Photographer too far away to save subway victim

The photographer whose picture of a man just before he was killed by a New York subway has set off a storm of outrage said Wednesday he was too far away to help rescue the victim.

R. Umar Abassi, whose photograph ran under the headline “Doomed” on the front page of the New York Post Tuesday, said he was several hundred feet away when he saw Ki-suk Han hurled onto the train tracks.

“If this thing happened again with the same circumstances, whether I had a camera or not, and I was running towards it, there is no way I could have rescued Mr Han,” Abassi said in an interview with NBC television.

“What really surprises me is the people who were maybe 100 feet or 150 feet away from Mr Han, they did not reach out to help him,’ he said.

A freelance photographer for the Post, Abassi acknowledged he sold the photograph but insisted he was using the camera’s flash to try to alert the subway’s driver.

“I can’t let the armchair critics bother me. They were not there. They have no idea how very quickly it happened,” he told the Post.

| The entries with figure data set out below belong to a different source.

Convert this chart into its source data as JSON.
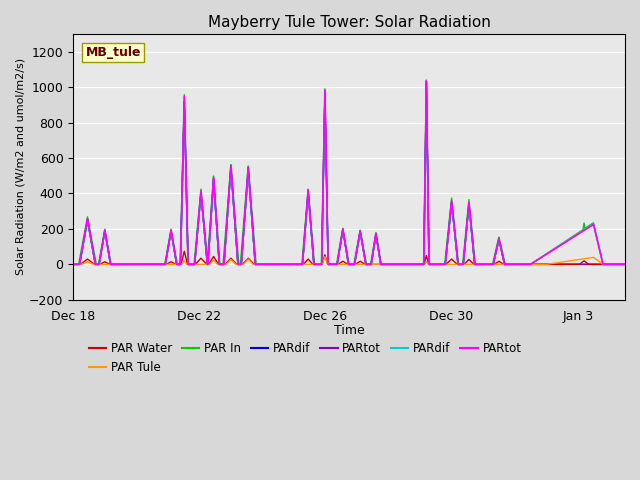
{
  "title": "Mayberry Tule Tower: Solar Radiation",
  "ylabel": "Solar Radiation (W/m2 and umol/m2/s)",
  "xlabel": "Time",
  "ylim": [
    -200,
    1300
  ],
  "yticks": [
    -200,
    0,
    200,
    400,
    600,
    800,
    1000,
    1200
  ],
  "fig_bg_color": "#d8d8d8",
  "plot_bg_color": "#e8e8e8",
  "legend_label": "MB_tule",
  "series": [
    {
      "label": "PAR Water",
      "color": "#cc0000"
    },
    {
      "label": "PAR Tule",
      "color": "#ff9900"
    },
    {
      "label": "PAR In",
      "color": "#00cc00"
    },
    {
      "label": "PARdif",
      "color": "#0000dd"
    },
    {
      "label": "PARtot",
      "color": "#8800cc"
    },
    {
      "label": "PARdif",
      "color": "#00cccc"
    },
    {
      "label": "PARtot",
      "color": "#ff00ff"
    }
  ],
  "xlim_days": [
    0,
    17.5
  ],
  "xtick_days": [
    0,
    4,
    8,
    12,
    16
  ],
  "xtick_labels": [
    "Dec 18",
    "Dec 22",
    "Dec 26",
    "Dec 30",
    "Jan 3"
  ]
}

Han, 58, was flung onto the train tracks by a deranged man following an altercation. The incident occurred Monday at a station near Times Square.

Abassi estimated that some 22 seconds elapsed from when he saw “a body fly off onto the tracks” and the train hit Han who had scrambled to the edge of the platform but was unable to lift himself out.

“Twenty-two seconds is a long time but in this process while I am running, the person who pushed him is coming towards me, and there’s a lapse in there where I brace myself with my back to the wall because I don’t want to be pushed onto the platform,” he told NBC.

But readers slammed the Post’s photographer and editors for what they saw as a callous attitude to the tragedy.

“Wow! enough time to take a few pictures. Why didn’t the person help? How many pictures did they take? 3-4 pictures. And nobody tried to help. Not one person,” wrote Joseph Monte on the Post’s website.